CN219610547U - Heat radiation structure and battery module - Google Patents

Abstract

The utility model discloses a heat radiation structure, which comprises a first heat radiation layer and a second heat radiation layer, wherein the first heat radiation layer plays a role of supporting the second heat radiation layer; an end plate; a cover plate; the FPCA board is arranged at the upper ends of the plurality of cell assemblies and is used for converging electric quantity. The utility model has compact and reasonable structure and convenient operation, and can be widely applied to the structure design of the soft package battery and the design scheme of the module. The soft package battery core designed by the utility model can reduce the harm of thermal runaway of the battery, and meanwhile, the high integration efficiency is achieved on the module and system grouping scheme, and the problems of light weight and thermal management of high energy density and high power application scenes are solved.

Description

Heat radiation structure and battery module

Technical Field

The utility model relates to the technical field of lithium ion batteries, in particular to a heat dissipation structure and a battery module.

Background

With the proposal of a carbon neutralization target and the great development of new energy industries, a lithium ion battery is widely focused as a clean energy, and the use proportion of the lithium ion battery in new energy automobiles, energy storage, military special fields and the like is larger and larger, but a plurality of problems are brought about at the same time, such as: the problems of poor battery endurance, easy ignition and the like are solved, in terms of battery endurance, the light weight of the battery is a key for prolonging the endurance mileage of the new energy automobile, and the improvement of the heat dissipation capacity of the battery is beneficial to improving the ignition problem of the battery.

Based on the above, we propose a heat dissipation structure and a high-light-weight and high-heat dissipation battery module comprising the heat dissipation structure.

Disclosure of Invention

The present inventors have provided a battery module to solve the problems of light weight and thermal management in high energy density and high power application scenarios, aiming at the drawbacks of the prior art.

The technical scheme adopted by the utility model is as follows:

a heat dissipation structure comprises a first heat dissipation layer and a second heat dissipation layer.

In a preferred embodiment, the relationship between the thickness d1 of the first heat dissipation layer and the thickness d2 of the second heat dissipation layer is d1 > d2, and the first heat dissipation layer functions as a support for the second heat dissipation layer.

The thickness d1 of the first heat dissipation layer is less than or equal to 0.4mm.

The thickness d2 of the second heat dissipation layer is less than or equal to 0.1mm.

The second heat dissipation layer faces the battery core.

In a preferred embodiment, the first heat sink layer and the second heat sink layer are the same size.

The heat dissipation performance of the second heat dissipation layer is better than that of the first heat dissipation layer.

In an alternative embodiment, the first heat dissipation layer is an aluminum layer, and the second heat dissipation layer is a graphite layer.

The heat dissipation structure comprises a first plane which is in contact with the battery cell and/or the foam, and the length and the width of the first plane are equal to or larger than the length and the width corresponding to the battery cell.

In one embodiment, the heat dissipation structure further comprises a first extension structure and/or a second extension structure extending along the thickness direction of the battery cell, which is beneficial to protecting the battery cell and conducting heat quickly.
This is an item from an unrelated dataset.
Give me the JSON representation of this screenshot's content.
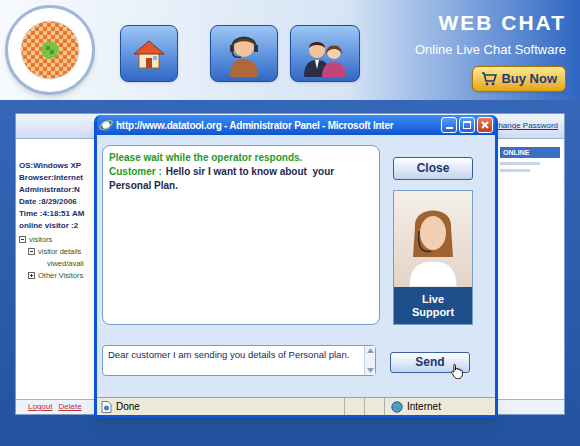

In one embodiment, the heat dissipation structures are arranged between the battery cells at intervals and function to transfer heat inside the battery cells to the surface of the battery cell assembly.

In a preferred embodiment, when the heat dissipation structure is disposed between two electrical cores, the heat dissipation structure includes a first heat dissipation layer and two second heat dissipation layers disposed on both sides of the first heat dissipation layer.

In another embodiment, when the heat dissipation structure is disposed between two electrical cells, two heat dissipation structures are disposed between the two electrical cells.

In a preferred embodiment, when two heat dissipation structures are disposed between the cells, the two heat dissipation structures are disposed between the cells and the foam, respectively, i.e., in a cell/heat dissipation structure/foam/heat dissipation structure/cell structure.

In one embodiment, the heat dissipation structure is matched with the battery cell and the foam to achieve the heat dissipation structure/battery cell/foam/battery cell/heat dissipation structure.

In one embodiment, the heat dissipation structures are respectively arranged at two sides of the battery cell assembly.

In another aspect, the present utility model provides a high-weight, high-heat-dissipation battery module using the heat-dissipation structure as described above, comprising: the battery cells are stacked side by side to form a battery cell assembly, and the battery cells are electrically connected together in a parallel or serial mode; the heat dissipation structures are arranged at two sides and inside the battery cell assembly; end plates arranged at the head and tail ends of the plurality of cell assemblies; cover plates arranged at the upper and lower ends of the multiple cell assemblies; the FPCA board is arranged at the upper ends of the plurality of battery cell assemblies and used for converging electric quantity and collecting battery cell voltage and temperature in real time.

It is further characterized by:

a protection plate is clamped between the end plate and the battery cell assembly, and the protection plate is made of flame-retardant materials.

The battery cell module further comprises plastic covers which are arranged at the upper ends and the lower ends of the plurality of battery cell assemblies, wherein the plastic covers are made of PET (polyethylene terephthalate) polyester films, PC (polycarbonate), PP (polypropylene) or PE (polyethylene) materials, and the FPCA plate is arranged in the plastic covers.

Be provided with a plurality of collection nickel pieces that link to each other with the positive and negative tab of electric core on the FPCA board, be connected with busbar and low pressure plug-in components respectively at the both ends of FPCA board simultaneously.

The battery cell assembly is internally provided with compressed foam.

The end plate is made of aluminum alloy, and the cover plate is made of aluminum alloy.

In one embodiment, the battery module binding bands are bound on the outer sides of the two end plates, so that the plurality of battery cell assemblies are tightly attached to form a whole, the number of the binding bands is two, and the two binding bands are arranged in an upper row and a lower row.

In other embodiments, the cells 210 are secured together by a bracket, bus bar, or the like.

The beneficial effects of the utility model are as follows:

the utility model has compact and reasonable structure and convenient operation, and can be widely applied to the structure design of the soft package battery and the design scheme of the module. The soft package battery core designed by the utility model can reduce the harm of thermal runaway of the battery, and meanwhile, the high integration efficiency is achieved on the module and system grouping scheme, and the problems of light weight and thermal management of high energy density and high power application scenes are solved.

Meanwhile, the utility model has the following advantages:

(1) And a plurality of heat dissipation structures are arranged on two sides and in the middle of the battery core assembly, so that the heat dissipation performance of the battery is greatly improved, the heat is rapidly diffused when the battery is prevented from thermal runaway, and the safety accident is avoided.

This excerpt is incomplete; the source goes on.